Arizona State University is working diligently and respectfully to improve its care for and repatriation of Native American human remains and cultural items, under the Native American Graves Protection and Repatriation Act (NAGPRA).

These ancestors and belongings were brought to ASU through federal actions, such as road construction, and in support of the university’s development and educational mission. ASU works closely with federal and state agencies that also have the duty and responsibility to fulfill the mandates of NAGPRA.

“Our number one priority at the repository is living up to our NAGPRA responsibilities. We have taken concrete steps to increase our capacity for this work by substantially increasing our staff through both internal and external funds,” said Christopher Caseldine, who in 2021 became the curator of collections for the Center for Archaeology and Society Repository, part of ASU’s School of Human Evolution and Social Change.

“We are the caretakers of Native American ancestors and their belongings until they go home. Our work is guided by frequent and transparent consultation with Native American tribal representatives,” he said. “For us, consultation is a relationship built on trust.”

 Under Caseldine’s management, the repository:

  • Increased staffing to six full-time employees, three part-time graduate student NAGPRA associate positions and 11 student worker positions.

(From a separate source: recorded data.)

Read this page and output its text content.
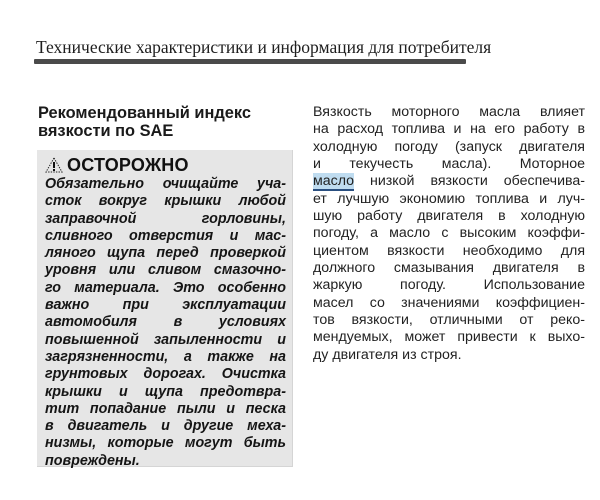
Технические характеристики и информация для потребителя
Рекомендованный индекс
вязкости по SAE
ОСТОРОЖНО
Обязательно очищайте уча-
сток вокруг крышки любой
заправочной горловины,
сливного отверстия и мас-
ляного щупа перед проверкой
уровня или сливом смазочно-
го материала. Это особенно
важно при эксплуатации
автомобиля в условиях
повышенной запыленности и
загрязненности, а также на
грунтовых дорогах. Очистка
крышки и щупа предотвра-
тит попадание пыли и песка
в двигатель и другие меха-
низмы, которые могут быть
повреждены.
Вязкость моторного масла влияет
на расход топлива и на его работу в
холодную погоду (запуск двигателя
и текучесть масла). Моторное
масло низкой вязкости обеспечива-
ет лучшую экономию топлива и луч-
шую работу двигателя в холодную
погоду, а масло с высоким коэффи-
циентом вязкости необходимо для
должного смазывания двигателя в
жаркую погоду. Использование
масел со значениями коэффициен-
тов вязкости, отличными от реко-
мендуемых, может привести к выхо-
ду двигателя из строя.
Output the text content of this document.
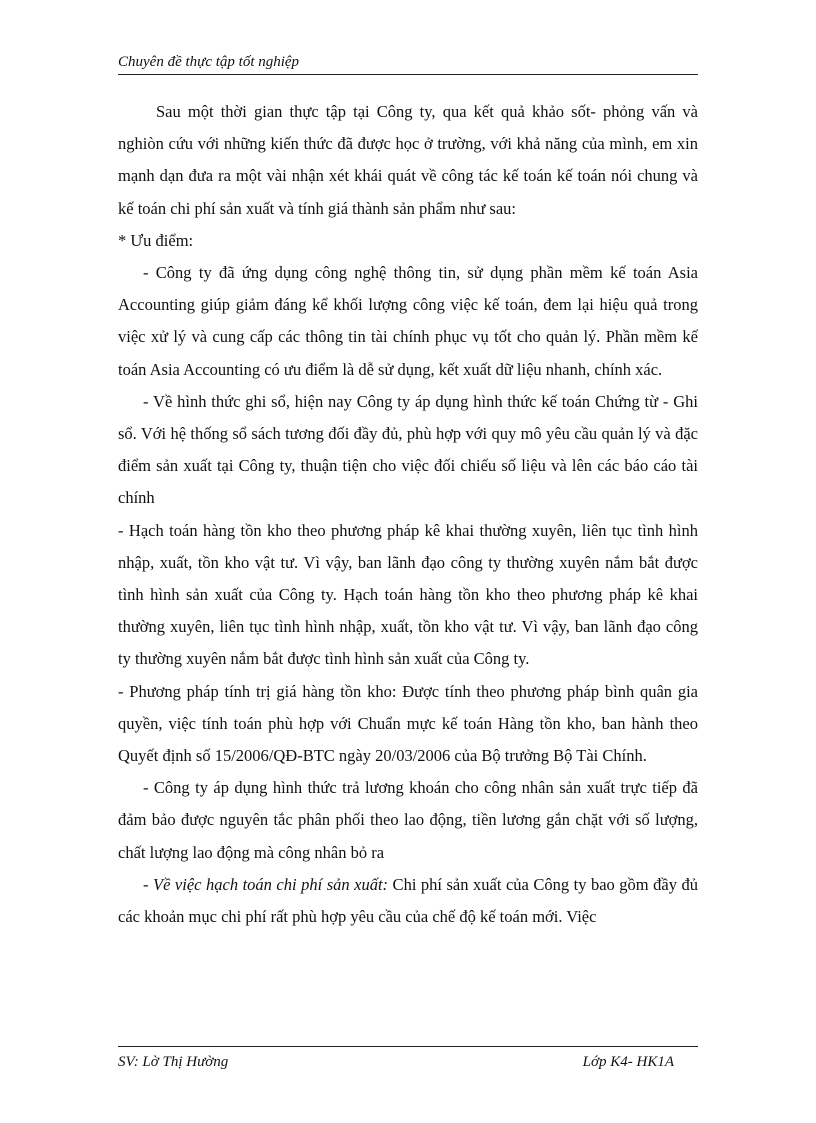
Chuyên đề thực tập tốt nghiệp

Sau một thời gian thực tập tại Công ty, qua kết quả khảo sốt- phỏng vấn và nghiòn cứu với những kiến thức đã được học ở trường, với khả năng của mình, em xin mạnh dạn đưa ra một vài nhận xét khái quát về công tác kế toán kế toán nói chung và kế toán chi phí sản xuất và tính giá thành sản phẩm như sau:

* Ưu điểm:

- Công ty đã ứng dụng công nghệ thông tin, sử dụng phần mềm kế toán Asia Accounting giúp giảm đáng kể khối lượng công việc kế toán, đem lại hiệu quả trong việc xử lý và cung cấp các thông tin tài chính phục vụ tốt cho quản lý. Phần mềm kế toán Asia Accounting có ưu điểm là dễ sử dụng, kết xuất dữ liệu nhanh, chính xác.

- Về hình thức ghi sổ, hiện nay Công ty áp dụng hình thức kế toán Chứng từ - Ghi sổ. Với hệ thống sổ sách tương đối đầy đủ, phù hợp với quy mô yêu cầu quản lý và đặc điểm sản xuất tại Công ty, thuận tiện cho việc đối chiếu số liệu và lên các báo cáo tài chính

- Hạch toán hàng tồn kho theo phương pháp kê khai thường xuyên, liên tục tình hình nhập, xuất, tồn kho vật tư. Vì vậy, ban lãnh đạo công ty thường xuyên nắm bắt được tình hình sản xuất của Công ty. Hạch toán hàng tồn kho theo phương pháp kê khai thường xuyên, liên tục tình hình nhập, xuất, tồn kho vật tư. Vì vậy, ban lãnh đạo công ty thường xuyên nắm bắt được tình hình sản xuất của Công ty.

- Phương pháp tính trị giá hàng tồn kho: Được tính theo phương pháp bình quân gia quyền, việc tính toán phù hợp với Chuẩn mực kế toán Hàng tồn kho, ban hành theo Quyết định số 15/2006/QĐ-BTC ngày 20/03/2006 của Bộ trưởng Bộ Tài Chính.

- Công ty áp dụng hình thức trả lương khoán cho công nhân sản xuất trực tiếp đã đảm bảo được nguyên tắc phân phối theo lao động, tiền lương gắn chặt với số lượng, chất lượng lao động mà công nhân bỏ ra

- Về việc hạch toán chi phí sản xuất: Chi phí sản xuất của Công ty bao gồm đầy đủ các khoản mục chi phí rất phù hợp yêu cầu của chế độ kế toán mới. Việc

SV: Lờ Thị Hường	Lớp K4- HK1A
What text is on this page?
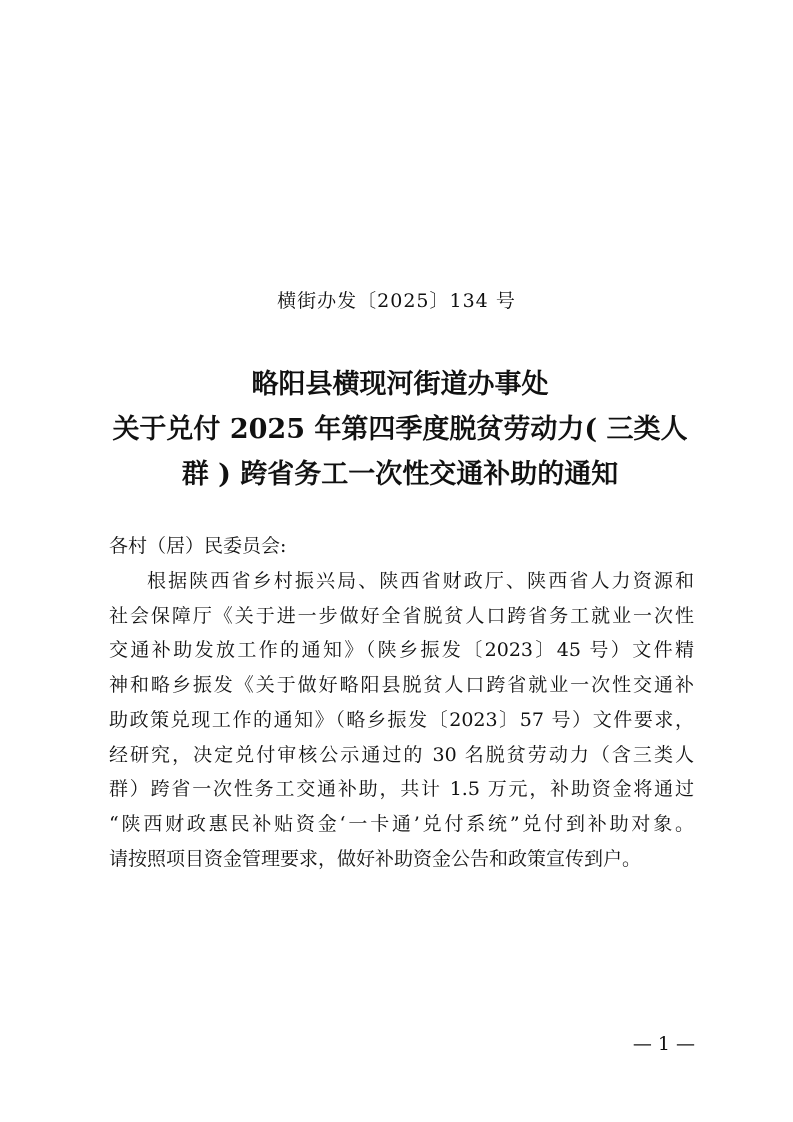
横街办发〔2025〕134 号
略阳县横现河街道办事处
关于兑付 2025 年第四季度脱贫劳动力( 三类人
群 ) 跨省务工一次性交通补助的通知
各村（居）民委员会:
根据陕西省乡村振兴局、陕西省财政厅、陕西省人力资源和
社会保障厅《关于进一步做好全省脱贫人口跨省务工就业一次性
交通补助发放工作的通知》（陕乡振发〔2023〕45 号）文件精
神和略乡振发《关于做好略阳县脱贫人口跨省就业一次性交通补
助政策兑现工作的通知》（略乡振发〔2023〕57 号）文件要求，
经研究，决定兑付审核公示通过的 30 名脱贫劳动力（含三类人
群）跨省一次性务工交通补助，共计 1.5 万元，补助资金将通过
“陕西财政惠民补贴资金‘一卡通’兑付系统”兑付到补助对象。
请按照项目资金管理要求，做好补助资金公告和政策宣传到户。
— 1 —
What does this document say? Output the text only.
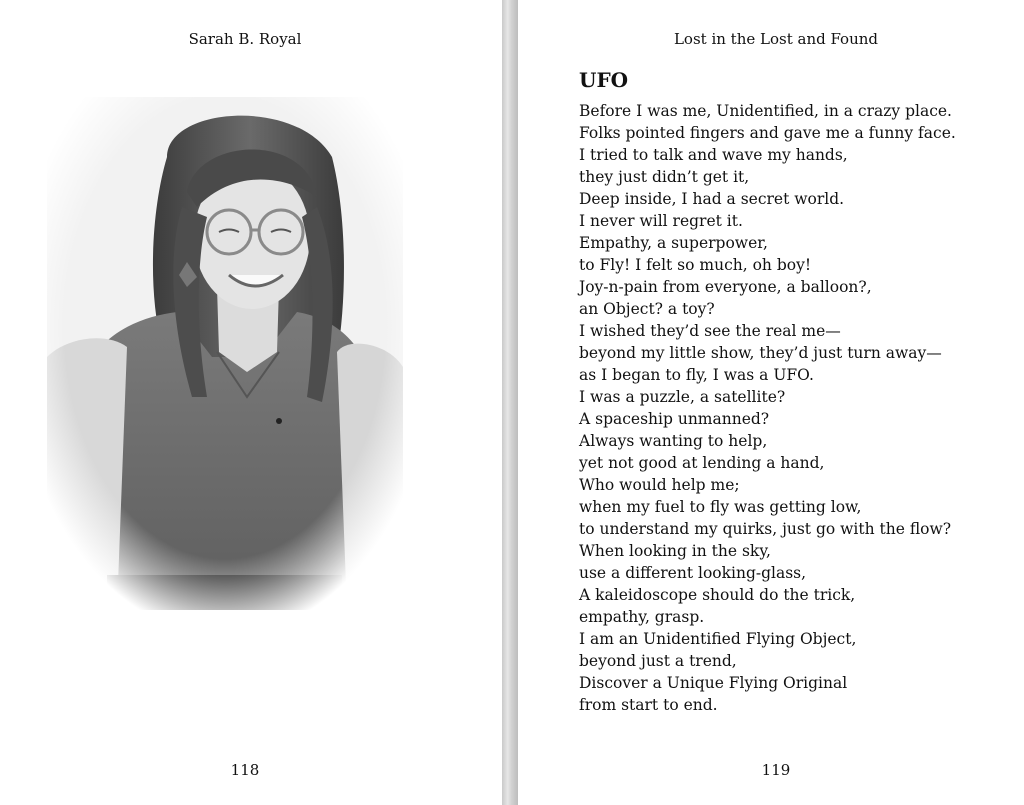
Sarah B. Royal
118
Lost in the Lost and Found
UFO
Before I was me, Unidentified, in a crazy place.
Folks pointed fingers and gave me a funny face.
I tried to talk and wave my hands,
they just didn’t get it,
Deep inside, I had a secret world.
I never will regret it.
Empathy, a superpower,
to Fly! I felt so much, oh boy!
Joy-n-pain from everyone, a balloon?,
an Object? a toy?
I wished they’d see the real me—
beyond my little show, they’d just turn away—
as I began to fly, I was a UFO.
I was a puzzle, a satellite?
A spaceship unmanned?
Always wanting to help,
yet not good at lending a hand,
Who would help me;
when my fuel to fly was getting low,
to understand my quirks, just go with the flow?
When looking in the sky,
use a different looking-glass,
A kaleidoscope should do the trick,
empathy, grasp.
I am an Unidentified Flying Object,
beyond just a trend,
Discover a Unique Flying Original
from start to end.
119
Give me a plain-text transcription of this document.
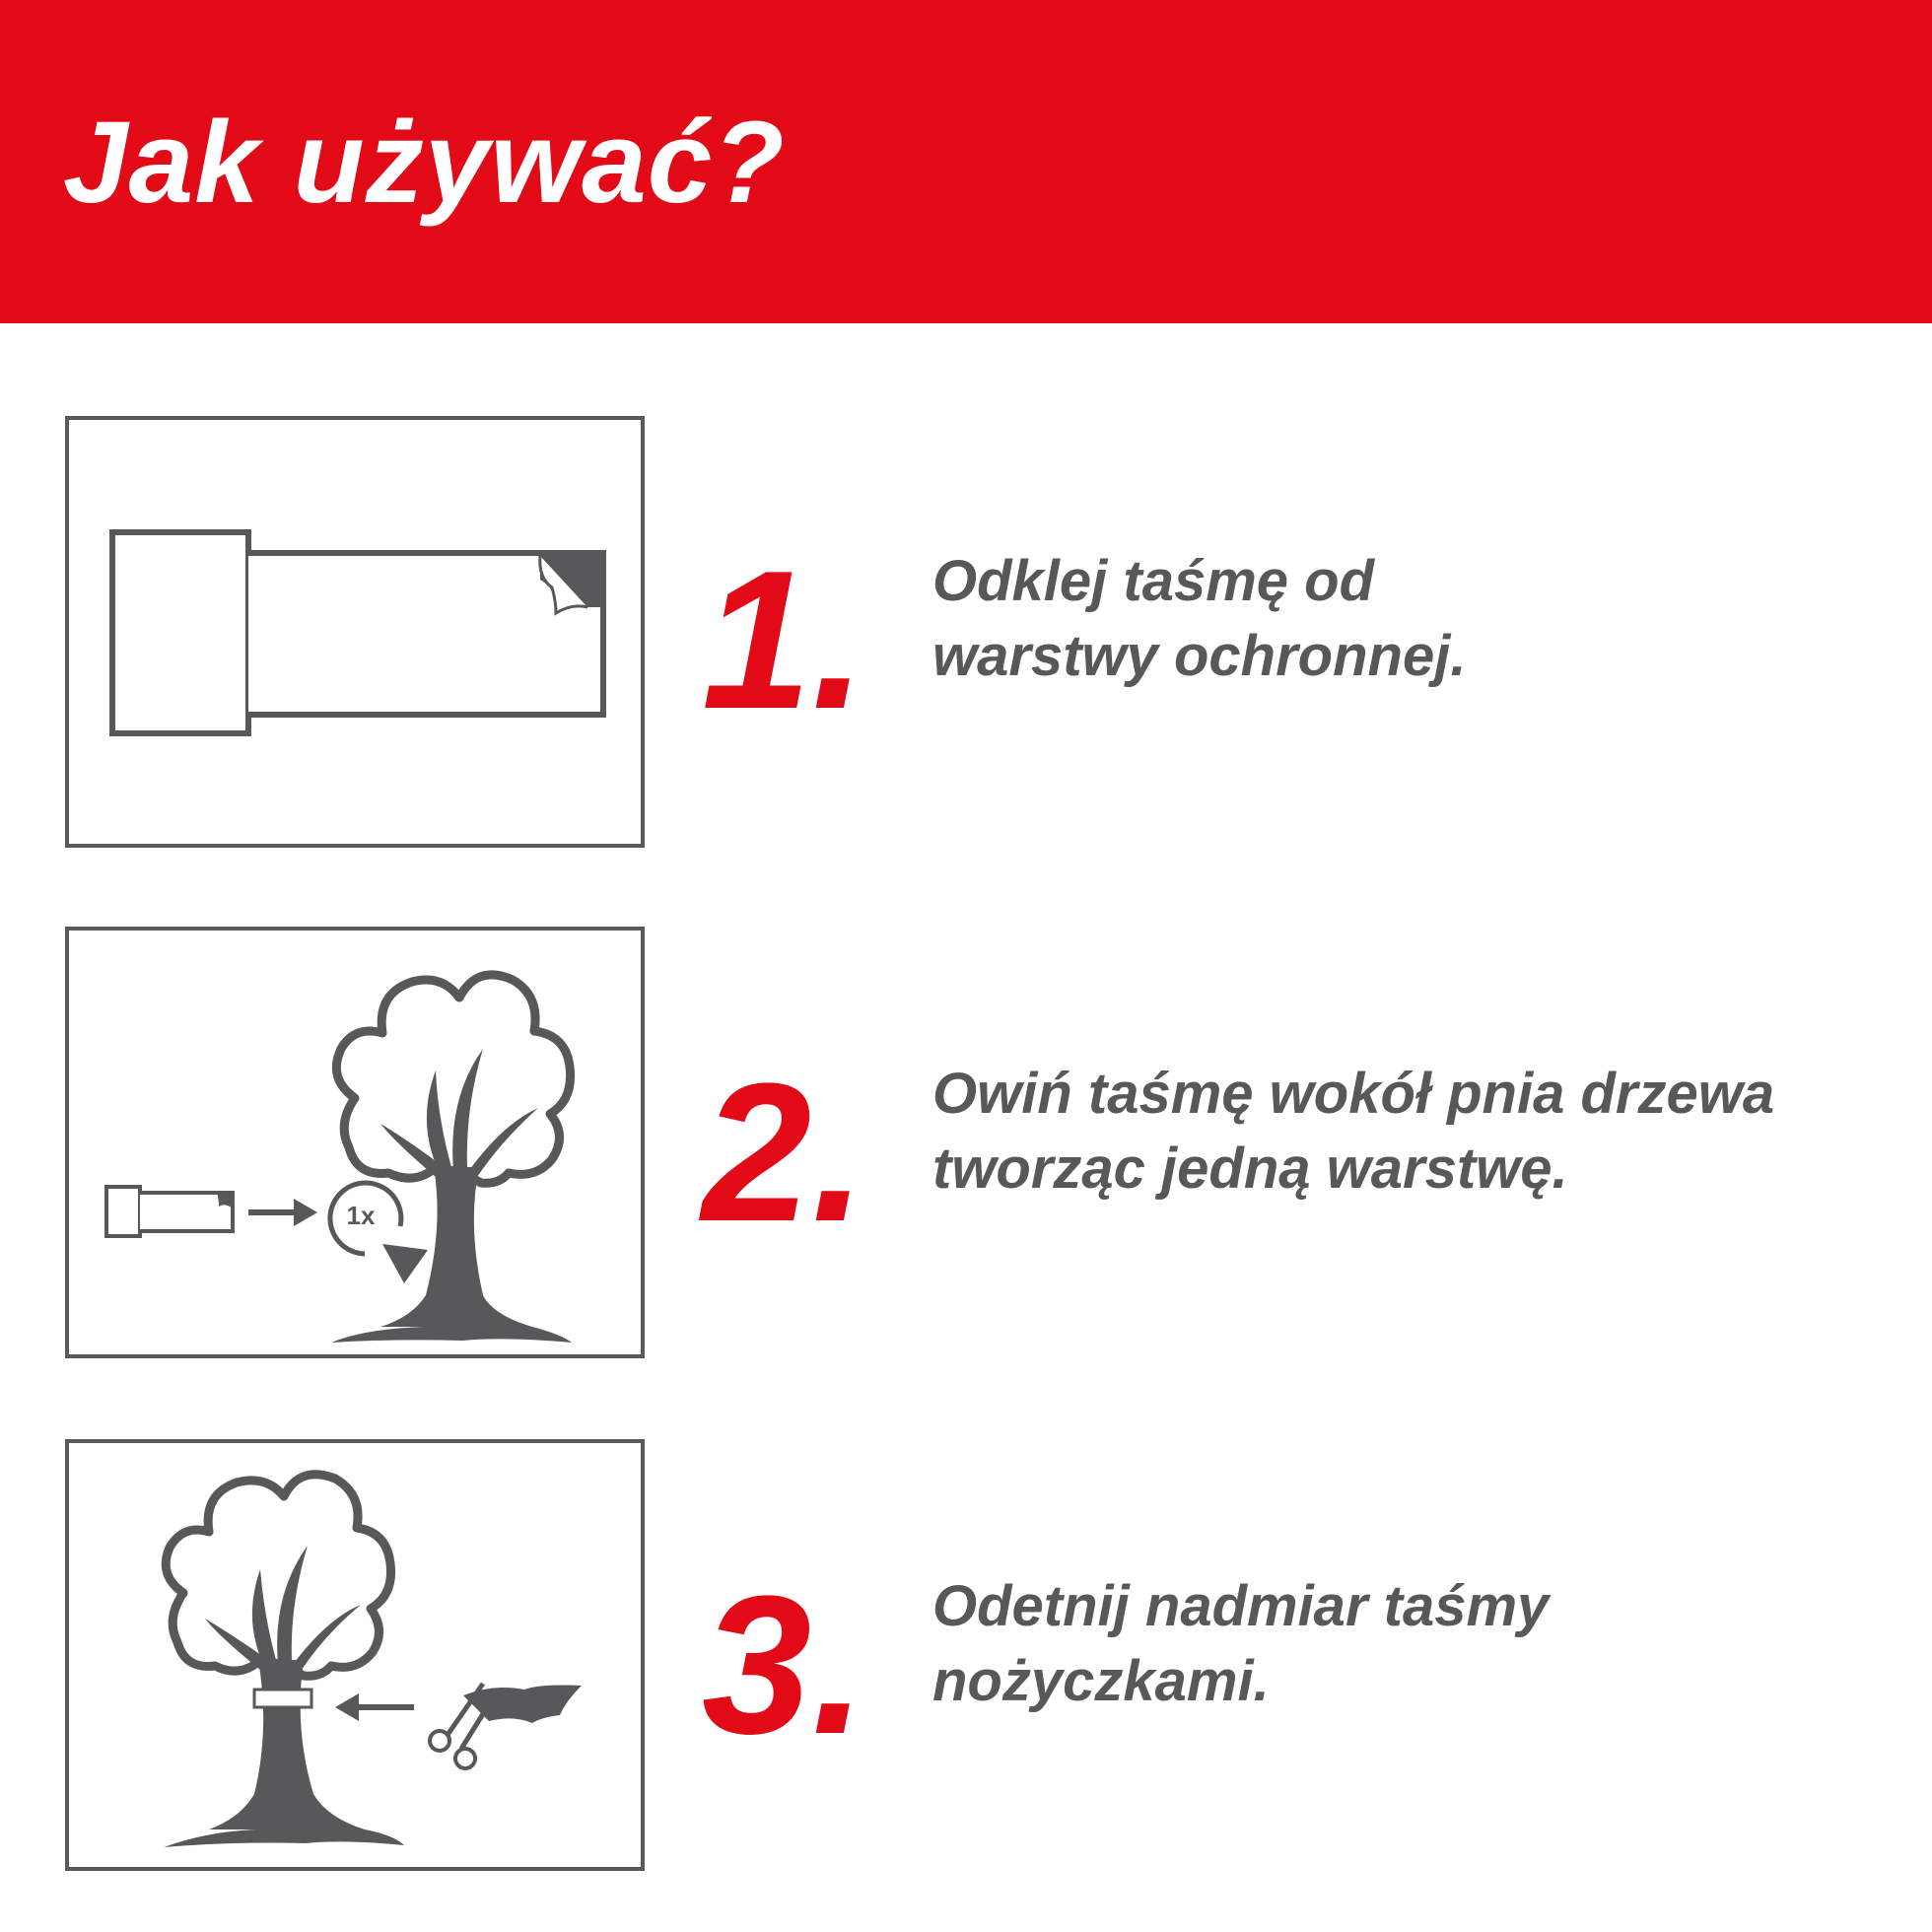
Jak używać?
1. Odklej taśmę od
warstwy ochronnej.
1x 2. Owiń taśmę wokół pnia drzewa
tworząc jedną warstwę.
3. Odetnij nadmiar taśmy
nożyczkami.
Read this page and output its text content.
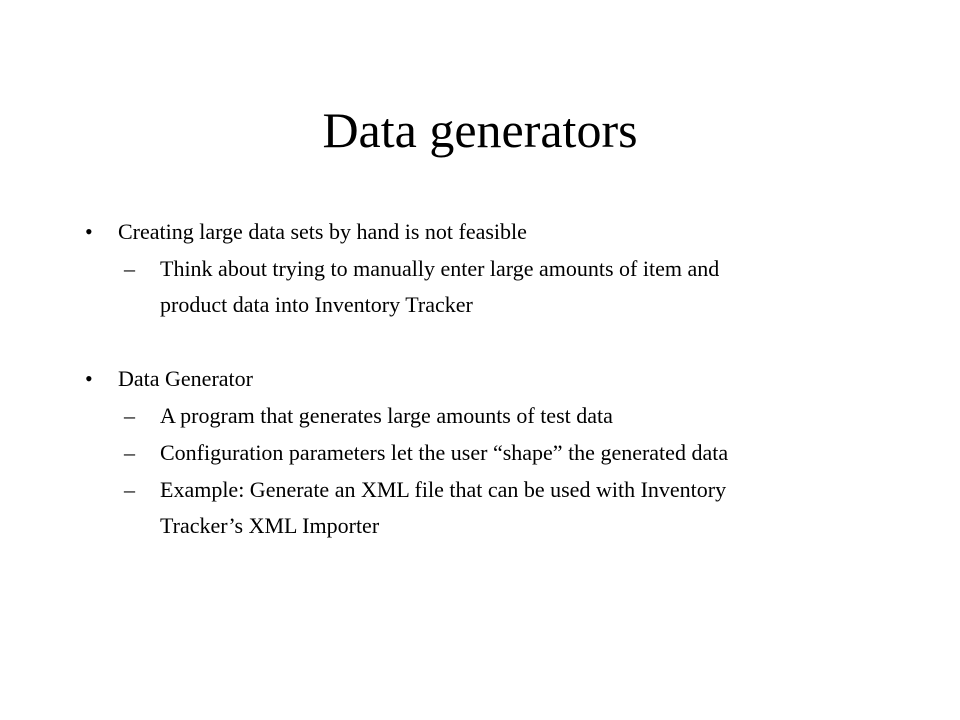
Data generators
• Creating large data sets by hand is not feasible
– Think about trying to manually enter large amounts of item and
product data into Inventory Tracker
• Data Generator
– A program that generates large amounts of test data
– Configuration parameters let the user “shape” the generated data
– Example: Generate an XML file that can be used with Inventory
Tracker’s XML Importer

Over 50 student interns have assisted with NAGPRA-relevant archaeological collection inventories. There are plans in the works for further expansion.
  • Obtained more than $500,000 from internal and federal sources for additional employees to help support the effort, and expanded the use of ASU funds.
  • Created a handbook in late 2021 to carefully and respectfully guide the university’s compliance with NAGPRA.
  • Created a first-in-the-nation undergraduate NAGPRA learning track to provide training for students to learn how to lead repatriation projects.
  • Created a first-in-the-nation museum studies MA program focusing explicitly on NAGPRA management that will soon begin accepting students.

ASU recognizes that it is responsible for the Native American ancestors and cultural items cared for by the repository. All three state universities are required to abide by the Arizona Board of Regents Tribal Consultation Policy (1-118), in which consultation with tribes on NAGPRA is explicitly stated. Additionally, the repository follows the guidance and oversight of federal agencies, such as the Bureau of Indian Affairs and U.S. Forest Service, for ancestors and cultural items under their legal control.

The university fields occasional requests for interviews on NAGPRA but typically declines comment at the request of Tribal Historic Preservation Offices (THPO), which represent federally recognized tribes.

“We view NAGPRA consultations as a private matter between consulting entities and tribes,” said Barnaby V. Lewis, the Tribal Historic Preservation Officer for the Gila River Indian Community. “We do not call attention to repatriation efforts. We maintain an honorable process in bringing ancestors home with dignity and respect.”

“We consider repatriation a sensitive matter, so we do not discuss it with the media or any outside entity,” said Shane Anton, the Tribal Historic Preservation Officer for the Salt River Pima-Maricopa Indian Community. “We are working closely and cooperatively with ASU on this to make sure it is done correctly and respectfully.”

The limited comments to the media do not mean that action isn’t being taken, said Jacob Moore, ASU’s vice president and special advisor to the president for American Indian affairs.

“The fact that NAGPRA is necessary speaks to the injustice related to having our ancestors in repositories in the first place,” he said. “Our cultural resource partners are not interested in a public re-examination of how we got here. Our cultural resource partners just want the work done and ancestors returned home.”

“Nationally, some higher education institutions and museums remain disengaged and unsupportive of the repatriation process. That is not ASU,” Moore added. “We are fully engaged and supportive of the repatriation process and are respectfully fulfilling the tenets of NAGPRA.”